Near streambed flow shapes microbial guilds within and across trophic levels in fluvial biofilms

Abstract

Flow is an important physical driver of biofilm communities. Here, we tested the effects of the near bed flows in two mountainous stream reaches on the structure of biofilm microbial guilds (autotrophs, heterotrophic bacteria, and heterotrophic protists) within and across trophic levels. Near bed flow velocity and turbulent kinetic energy were important physical drivers for structuring the communities within and across guilds of the multitrophic fluvial biofilms. The effects of flow were nested in a seasonal and spatial (across-streams) context. Changes in physicochemical factors (temperature, light, dissolved carbon, and nutrients) along the reaches were alike in both streams suggesting that environmental boundary conditions at larger temporal scales were responsible for the seasonal differences of biofilm communities, whereas locally microbial diversity was shaped by near bed flow. Typically, the abundance of autotrophs increased with flow, indicating that biofilms shifted toward increasing autotrophy with increasing shear forces.
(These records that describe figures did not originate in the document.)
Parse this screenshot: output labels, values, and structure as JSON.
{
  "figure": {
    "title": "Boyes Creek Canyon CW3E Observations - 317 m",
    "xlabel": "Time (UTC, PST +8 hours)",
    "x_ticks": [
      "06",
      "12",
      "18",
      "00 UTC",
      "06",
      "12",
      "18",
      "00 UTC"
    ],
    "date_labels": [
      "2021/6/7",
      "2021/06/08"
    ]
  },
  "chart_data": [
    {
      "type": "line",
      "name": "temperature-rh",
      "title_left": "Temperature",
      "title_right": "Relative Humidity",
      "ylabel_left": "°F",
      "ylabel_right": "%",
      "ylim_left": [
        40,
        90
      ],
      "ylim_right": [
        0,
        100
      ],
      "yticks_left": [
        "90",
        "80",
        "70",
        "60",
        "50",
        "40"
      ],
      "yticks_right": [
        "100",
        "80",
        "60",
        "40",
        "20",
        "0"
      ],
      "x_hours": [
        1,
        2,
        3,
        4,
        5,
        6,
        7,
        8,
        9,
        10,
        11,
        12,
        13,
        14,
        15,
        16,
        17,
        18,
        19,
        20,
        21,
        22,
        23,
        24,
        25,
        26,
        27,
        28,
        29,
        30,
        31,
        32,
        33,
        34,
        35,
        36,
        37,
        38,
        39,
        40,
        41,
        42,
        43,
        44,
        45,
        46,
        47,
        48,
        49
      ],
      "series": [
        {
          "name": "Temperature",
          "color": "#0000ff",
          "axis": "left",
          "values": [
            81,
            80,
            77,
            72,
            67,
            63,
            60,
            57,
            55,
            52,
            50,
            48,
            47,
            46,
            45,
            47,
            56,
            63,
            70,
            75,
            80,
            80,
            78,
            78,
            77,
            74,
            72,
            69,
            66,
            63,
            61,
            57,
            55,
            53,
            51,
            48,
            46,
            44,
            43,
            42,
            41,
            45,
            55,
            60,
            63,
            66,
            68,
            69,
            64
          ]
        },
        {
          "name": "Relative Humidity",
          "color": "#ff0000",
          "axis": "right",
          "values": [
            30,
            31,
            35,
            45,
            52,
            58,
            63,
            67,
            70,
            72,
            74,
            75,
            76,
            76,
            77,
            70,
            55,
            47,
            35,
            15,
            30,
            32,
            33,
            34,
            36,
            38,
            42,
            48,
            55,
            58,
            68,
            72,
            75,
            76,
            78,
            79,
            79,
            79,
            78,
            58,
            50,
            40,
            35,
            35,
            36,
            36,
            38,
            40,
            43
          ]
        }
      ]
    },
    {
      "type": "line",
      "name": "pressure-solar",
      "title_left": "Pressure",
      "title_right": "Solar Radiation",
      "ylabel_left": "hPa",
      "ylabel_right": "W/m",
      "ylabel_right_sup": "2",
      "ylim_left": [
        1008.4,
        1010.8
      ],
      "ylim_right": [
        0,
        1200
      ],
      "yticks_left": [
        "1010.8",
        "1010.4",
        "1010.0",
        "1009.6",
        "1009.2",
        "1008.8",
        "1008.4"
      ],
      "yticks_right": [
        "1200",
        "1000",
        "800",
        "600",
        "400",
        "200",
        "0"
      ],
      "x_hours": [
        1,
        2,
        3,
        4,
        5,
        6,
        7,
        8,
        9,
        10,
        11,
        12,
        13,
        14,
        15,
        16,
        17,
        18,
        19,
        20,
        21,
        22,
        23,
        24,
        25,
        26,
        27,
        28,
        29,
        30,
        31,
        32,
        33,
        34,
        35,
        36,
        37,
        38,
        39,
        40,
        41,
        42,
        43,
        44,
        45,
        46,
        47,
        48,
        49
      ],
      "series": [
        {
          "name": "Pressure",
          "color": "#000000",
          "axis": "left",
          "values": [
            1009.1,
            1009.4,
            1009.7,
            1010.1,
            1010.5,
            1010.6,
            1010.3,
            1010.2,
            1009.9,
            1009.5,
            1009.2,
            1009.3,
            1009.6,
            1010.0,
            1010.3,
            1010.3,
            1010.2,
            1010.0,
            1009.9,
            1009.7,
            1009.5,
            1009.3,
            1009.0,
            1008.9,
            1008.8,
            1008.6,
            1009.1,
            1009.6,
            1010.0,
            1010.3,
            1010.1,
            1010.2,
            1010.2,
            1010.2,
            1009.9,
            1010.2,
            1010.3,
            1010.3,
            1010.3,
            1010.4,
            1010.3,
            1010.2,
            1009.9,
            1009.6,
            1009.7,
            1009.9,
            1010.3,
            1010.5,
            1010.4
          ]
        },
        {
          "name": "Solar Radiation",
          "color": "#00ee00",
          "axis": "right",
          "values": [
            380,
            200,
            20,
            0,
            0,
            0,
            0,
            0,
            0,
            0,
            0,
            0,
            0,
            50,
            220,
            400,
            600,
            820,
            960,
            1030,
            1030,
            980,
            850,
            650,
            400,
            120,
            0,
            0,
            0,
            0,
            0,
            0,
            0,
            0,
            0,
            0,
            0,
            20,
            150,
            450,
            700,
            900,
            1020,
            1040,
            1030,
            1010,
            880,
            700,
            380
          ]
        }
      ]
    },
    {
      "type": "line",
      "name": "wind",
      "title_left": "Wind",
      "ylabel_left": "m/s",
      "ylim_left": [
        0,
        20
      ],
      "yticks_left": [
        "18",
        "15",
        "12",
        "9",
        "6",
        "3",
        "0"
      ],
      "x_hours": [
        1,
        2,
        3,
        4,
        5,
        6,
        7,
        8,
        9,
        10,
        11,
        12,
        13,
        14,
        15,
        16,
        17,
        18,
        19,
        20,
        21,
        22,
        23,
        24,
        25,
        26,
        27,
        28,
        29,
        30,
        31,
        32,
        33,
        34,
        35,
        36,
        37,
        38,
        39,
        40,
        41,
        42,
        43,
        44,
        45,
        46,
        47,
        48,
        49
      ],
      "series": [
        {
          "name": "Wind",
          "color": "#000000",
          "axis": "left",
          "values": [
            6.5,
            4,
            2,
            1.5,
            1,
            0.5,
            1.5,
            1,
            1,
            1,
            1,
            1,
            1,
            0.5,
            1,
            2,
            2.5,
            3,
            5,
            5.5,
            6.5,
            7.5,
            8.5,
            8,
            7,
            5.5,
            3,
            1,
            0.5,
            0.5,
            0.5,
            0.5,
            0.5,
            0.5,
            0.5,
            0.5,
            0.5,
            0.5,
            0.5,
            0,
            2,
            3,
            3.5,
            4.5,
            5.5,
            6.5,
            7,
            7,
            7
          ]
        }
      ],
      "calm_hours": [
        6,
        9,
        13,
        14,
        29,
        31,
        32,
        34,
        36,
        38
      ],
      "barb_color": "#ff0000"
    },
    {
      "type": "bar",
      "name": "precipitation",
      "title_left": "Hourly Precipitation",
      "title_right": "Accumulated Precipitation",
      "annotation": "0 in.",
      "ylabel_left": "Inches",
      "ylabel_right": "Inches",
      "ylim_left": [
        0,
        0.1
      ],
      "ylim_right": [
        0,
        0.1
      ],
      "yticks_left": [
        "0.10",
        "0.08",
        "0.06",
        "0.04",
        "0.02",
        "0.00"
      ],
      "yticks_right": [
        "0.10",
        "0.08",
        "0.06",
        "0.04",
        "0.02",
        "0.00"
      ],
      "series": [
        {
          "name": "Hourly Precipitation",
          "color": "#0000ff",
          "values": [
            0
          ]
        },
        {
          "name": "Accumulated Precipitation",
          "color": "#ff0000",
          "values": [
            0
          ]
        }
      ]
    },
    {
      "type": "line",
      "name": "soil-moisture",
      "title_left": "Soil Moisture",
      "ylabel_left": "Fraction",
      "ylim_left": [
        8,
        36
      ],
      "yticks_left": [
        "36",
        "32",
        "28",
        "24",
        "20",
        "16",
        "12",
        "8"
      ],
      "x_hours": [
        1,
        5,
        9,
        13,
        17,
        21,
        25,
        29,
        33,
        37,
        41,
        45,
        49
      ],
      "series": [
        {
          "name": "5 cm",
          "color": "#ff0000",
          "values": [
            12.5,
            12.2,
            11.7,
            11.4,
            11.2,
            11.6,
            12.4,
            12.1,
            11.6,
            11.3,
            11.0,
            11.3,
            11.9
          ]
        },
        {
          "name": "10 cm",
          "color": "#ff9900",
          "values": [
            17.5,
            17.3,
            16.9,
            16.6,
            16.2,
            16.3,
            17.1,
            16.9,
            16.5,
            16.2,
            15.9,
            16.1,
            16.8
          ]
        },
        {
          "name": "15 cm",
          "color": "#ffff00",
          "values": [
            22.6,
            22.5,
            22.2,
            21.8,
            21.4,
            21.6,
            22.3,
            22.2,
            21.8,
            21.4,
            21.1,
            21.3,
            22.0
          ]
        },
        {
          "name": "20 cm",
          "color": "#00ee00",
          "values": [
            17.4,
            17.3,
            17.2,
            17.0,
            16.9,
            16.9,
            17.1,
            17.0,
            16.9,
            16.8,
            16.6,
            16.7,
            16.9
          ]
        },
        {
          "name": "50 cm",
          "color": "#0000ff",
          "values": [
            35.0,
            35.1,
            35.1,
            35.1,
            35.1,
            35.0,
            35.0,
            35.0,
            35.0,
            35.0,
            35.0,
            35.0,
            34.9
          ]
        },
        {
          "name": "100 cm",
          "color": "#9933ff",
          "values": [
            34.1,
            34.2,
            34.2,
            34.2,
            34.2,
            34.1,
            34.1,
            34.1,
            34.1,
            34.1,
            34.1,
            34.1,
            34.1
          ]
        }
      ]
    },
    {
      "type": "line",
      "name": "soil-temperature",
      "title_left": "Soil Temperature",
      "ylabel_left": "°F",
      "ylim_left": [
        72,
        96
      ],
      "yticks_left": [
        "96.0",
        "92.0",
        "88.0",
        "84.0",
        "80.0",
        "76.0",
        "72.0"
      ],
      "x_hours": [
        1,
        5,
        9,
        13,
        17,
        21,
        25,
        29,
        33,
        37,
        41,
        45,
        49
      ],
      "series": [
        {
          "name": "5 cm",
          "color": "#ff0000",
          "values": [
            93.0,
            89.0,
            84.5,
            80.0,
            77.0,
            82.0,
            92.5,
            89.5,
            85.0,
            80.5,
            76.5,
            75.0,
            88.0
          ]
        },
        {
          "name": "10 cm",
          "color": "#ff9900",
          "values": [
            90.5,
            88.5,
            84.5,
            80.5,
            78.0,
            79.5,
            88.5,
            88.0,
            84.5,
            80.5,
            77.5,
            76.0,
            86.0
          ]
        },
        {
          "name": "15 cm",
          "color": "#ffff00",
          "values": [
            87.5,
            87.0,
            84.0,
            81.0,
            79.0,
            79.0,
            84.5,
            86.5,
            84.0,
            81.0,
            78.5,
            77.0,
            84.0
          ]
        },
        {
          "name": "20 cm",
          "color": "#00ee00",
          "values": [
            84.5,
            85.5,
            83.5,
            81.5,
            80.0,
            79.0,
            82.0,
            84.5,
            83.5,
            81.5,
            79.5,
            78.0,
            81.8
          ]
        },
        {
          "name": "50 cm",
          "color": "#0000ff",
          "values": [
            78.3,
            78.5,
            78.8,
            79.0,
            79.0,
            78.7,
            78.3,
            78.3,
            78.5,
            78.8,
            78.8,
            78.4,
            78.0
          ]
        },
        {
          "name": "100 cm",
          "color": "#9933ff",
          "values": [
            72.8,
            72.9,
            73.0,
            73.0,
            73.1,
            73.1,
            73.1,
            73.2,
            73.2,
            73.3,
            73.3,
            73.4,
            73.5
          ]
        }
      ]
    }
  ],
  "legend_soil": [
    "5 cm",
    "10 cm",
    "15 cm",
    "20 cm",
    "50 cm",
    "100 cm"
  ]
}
Filamentous autotrophs seemed to provide protected habitats from the shear forces for smaller sized bacteria. Heterotrophic protist abundance decreased with flow leading to decreasing grazer to prey ratio. Bacteria thus benefitted from a reduction in grazing pressure at faster flowing, more turbulent sites. Our results suggest that near bed flow can impact the magnitude and direction of matter fluxes through the microbial food web and possibly affect ecosystem functioning of fluvial biofilms.